Questa mattina a Scampia nella piazza Grandi Eventi, ribattezzata piazza Ciro Esposito in memoria del tifoso del Napoli ammazzato da un fascista romano durante la finale di Coppa Italia tra Napoli-Fiorentina del 2014, si sono svolti i funerali delle tre vittime della tragedia della Vela Celeste. Un dolore insanabile anche perché quella tragedia è stata annunciata almeno 40 anni fa. Vogliamo usare lo spazio che abbiamo su Il Fatto Quotidiano per condividere e diffondere la lettera aperta scritta da Giuseppe Finaldi, presidente del Caffè letterario di Scampia.

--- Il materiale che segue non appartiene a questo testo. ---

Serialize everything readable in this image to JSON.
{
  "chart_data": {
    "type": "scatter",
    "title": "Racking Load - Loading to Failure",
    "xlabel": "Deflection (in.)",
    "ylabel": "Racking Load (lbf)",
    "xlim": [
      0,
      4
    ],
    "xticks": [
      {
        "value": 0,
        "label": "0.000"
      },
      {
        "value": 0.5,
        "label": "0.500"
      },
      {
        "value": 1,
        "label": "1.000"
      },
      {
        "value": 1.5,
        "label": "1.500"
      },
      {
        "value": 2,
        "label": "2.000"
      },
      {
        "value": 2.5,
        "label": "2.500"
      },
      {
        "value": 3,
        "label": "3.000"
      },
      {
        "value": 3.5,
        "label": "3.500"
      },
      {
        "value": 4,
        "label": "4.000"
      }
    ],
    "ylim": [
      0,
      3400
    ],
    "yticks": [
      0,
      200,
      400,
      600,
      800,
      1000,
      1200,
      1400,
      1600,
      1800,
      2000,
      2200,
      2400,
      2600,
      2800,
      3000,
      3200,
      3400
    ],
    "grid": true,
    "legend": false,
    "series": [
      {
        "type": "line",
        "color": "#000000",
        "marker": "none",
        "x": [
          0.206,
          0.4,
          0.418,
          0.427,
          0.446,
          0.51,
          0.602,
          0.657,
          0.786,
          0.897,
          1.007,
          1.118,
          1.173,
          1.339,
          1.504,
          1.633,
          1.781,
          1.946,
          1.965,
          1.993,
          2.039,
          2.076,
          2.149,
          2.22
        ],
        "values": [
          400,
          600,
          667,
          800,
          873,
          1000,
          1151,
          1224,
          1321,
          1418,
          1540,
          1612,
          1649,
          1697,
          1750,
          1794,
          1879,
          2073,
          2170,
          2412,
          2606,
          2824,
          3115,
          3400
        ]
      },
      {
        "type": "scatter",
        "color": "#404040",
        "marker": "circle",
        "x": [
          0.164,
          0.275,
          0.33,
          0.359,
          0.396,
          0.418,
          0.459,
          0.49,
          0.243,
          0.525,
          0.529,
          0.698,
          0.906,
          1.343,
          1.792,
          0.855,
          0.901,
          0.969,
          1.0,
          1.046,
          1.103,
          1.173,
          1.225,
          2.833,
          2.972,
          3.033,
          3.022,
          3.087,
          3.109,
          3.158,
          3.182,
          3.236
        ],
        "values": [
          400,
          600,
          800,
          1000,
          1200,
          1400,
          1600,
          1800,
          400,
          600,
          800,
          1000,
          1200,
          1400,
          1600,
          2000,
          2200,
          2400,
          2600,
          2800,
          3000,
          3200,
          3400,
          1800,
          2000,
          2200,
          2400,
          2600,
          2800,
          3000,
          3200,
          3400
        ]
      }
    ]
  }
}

La condanna di un ballatoio dimenticato.

Il groviglio di dolore, rabbia, impotenza, frustrazione, rassegnazione, fatalismo, indigenza, ribellione, solidarietà, condivisione, impegno civile, amore che caratterizza Scampia e la innerva tutta è riemerso dall’oblio martedì notte, ai primi piani della vela Celeste, dove si è consumata l’ennesima, “attesa” tragedia. Sì, “attesa”.

La vita umana è sempre in bilico, ovunque. Qui, a Scampia, la sua precarietà e fragilità è più profonda, si avverte sulla pelle quando ci si aggira tra i suoi viali autostradali, deserti di umanità, tra i suoi enormi edifici raccolti in blocchi, come in un campo di concentramento, tra tanta bruttezza e trascuratezza allineate come in un museo del peggio. Si vive in una drammatica costante apnea personale e sociale. Basta un niente e sopraggiunge la sventura.

C’è, in verità, un cordone di protezione a cui aggrapparsi, fatto di parrocchie, associazioni, donne e uomini di buona volontà che lavorano incessantemente per far nascere fiducia, relazioni, convivenza civile, cultura, cultura dei diritti, legalità, libertà e bellezza. Ma questo cordone non può sostituire lo Stato, la comunità politica organizzata che ha per fine di offrire ad ogni donna, uomo, bambino o vecchio le migliori condizioni per vivere dignitosamente e provare a essere felice con gli altri. Qui, a Scampia, questo Stato è assente, latita, è distratto, ha sempre altro da fare. E le sventure e le morti si susseguono inesorabilmente perché i tempi delle risposte politiche ai problemi di un quartiere nato “non voluto”, “non pensato”, “per errore”, fragilissimo, sono tardive. Sempre tardive, rispetto “al-di-più” del desiderio di vita che trabocca dalle sue desolate vie.

Scampia è, suo malgrado, un luogo dove si addensano molte contraddizioni, ne diventa paradigma, come mostra la fertilità dell’ispirazione che fornisce a tanti scrittori, poeti, artisti. Groviglio emblematico di un Paese in declino che proprio non riesce, da decenni, a dipanare i suoi nodi (sempre gli stessi: lavoro, casa, istruzione, salute, trasporti, uguaglianza, giustizia …). Ora, gli occhi del mondo sono puntati sulla tragedia. Le parole abbondano, ma non restituiranno la vita agli innocenti, non leniranno il dolore immenso di chi resta, non raddrizzeranno gli esili steli delle vite dei piccoli, spezzati dal vento ingiusto di una storia sbagliata. Quanti sguardi smarriti?

Riecheggia in me, e spero nel cuore di molti, la “Parola” evangelica tante volte ascoltata: “Quale padre tra voi, se il figlio gli chiede un pane, gli darà una pietra? O se gli chiede un pesce, gli darà al posto del pesce una serpe? O se gli chiede un uovo, gli darà uno scorpione?”. “Parola” che martedì 22 luglio alle ore 22,40 col fragore di quel dannato ballatoio dimenticato è stata declinata in condanna: quale padre tra voi, se il figlio gli chiede una casa, gli darà una tomba?